Очевидно, что это пренебрежение “мелочами прошлого” – “деяниями нескольких князей и богачей” – перед лицом “медленного и могущественного марша истории” просто представляло собой новый тип детерминизма. Сам того не осознавая, Бродель даже вернулся к характерному языку детерминистов XIX века: снова, как и у Маркса, как и у Толстого, обычные люди “беспощадно отбрасывались в сторону”, попираемые сверхчеловеческими историческими силами. На это есть два очевидных возражения. Первое состоит в том, что, отрицая историю такой, какой она ощущалась и записывалась современниками, Бродель отрицал колоссальное количество исторических свидетельств – и даже экономическую статистику, которая была его хлебом насущным. “В долгосрочной перспективе, – говорил Кейнс, – мы все мертвы”. Именно поэтому нам, возможно, стоит изменить порядок предложенной Броделем иерархии историй. В конце концов, если наших предков в основном интересовало короткое время, разве вправе мы отрицать их интересы как мелочи жизни? Второе возражение связано с представлением Броделя о характере природных изменений. Признавая неощутимость долгосрочных экологических сдвигов и ритмическую, предсказуемую сущность климатических перемен, он закреплял в корне неверные представления об окружающем мире.

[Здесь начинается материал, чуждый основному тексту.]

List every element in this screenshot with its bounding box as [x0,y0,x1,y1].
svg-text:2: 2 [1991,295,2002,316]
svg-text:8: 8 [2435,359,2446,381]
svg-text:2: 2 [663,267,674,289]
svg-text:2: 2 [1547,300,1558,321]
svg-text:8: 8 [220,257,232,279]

Но стоит отдать Броделю должное, ведь позднее он стал с меньшей категоричностью говорить о “длительном времени”. С развитием капитализма влияние ландшафта и окружающей среды, очевидно, существенно снизилось: “Главная привилегия капитализма… [это] возможность выбирать”[117]. В капиталистическом обществе было сложнее расставить приоритеты. Какая иерархия главнее, спрашивал самого себя Бродель в третьем томе “Цивилизации и капитализма”: иерархия богатства, иерархия государственной власти или иерархия культуры? “Ответ в том, что это может зависеть от момента времени, места и личности говорящего”[118]. Таким образом, субъективный элемент был хотя бы на какой-то срок спасен от объективных ограничений длительного времени: “Общественное время течет не в едином, ровном темпе, а в тысяче разных темпов, быстрых и медленных”[119]. Оставался хотя бы какой-то простор для существования “свободных, неорганизованных зон реальности … за пределами жесткого каркаса структур”[120].

Эти положения мог бы развить Марк Блок, проживи он дольше. Из его заметок к последующим, так и не написанным шестой и седьмой главам “Ремесла историка” становится ясно, что он гораздо лучше Броделя понимал проблемы каузальности, случая и того, что он называл “предвидением”[121]. В завершенных главах книги он дал понять, что у него нет времени на “псевдогеографический детерминизм”: “При взаимодействии с явлениями физического мира или с социальными фактами в реакциях человека не наблюдается четкости часового механизма, который всегда идет в одну сторону”[122]. Это само по себе поднимает гипотетический вопрос: что, если бы Блок пережил войну? Вполне вероятно, что французская историография в таком случае не погрязла бы в негласном детерминизме Броделя и более поздних представителей школы “Анналов”.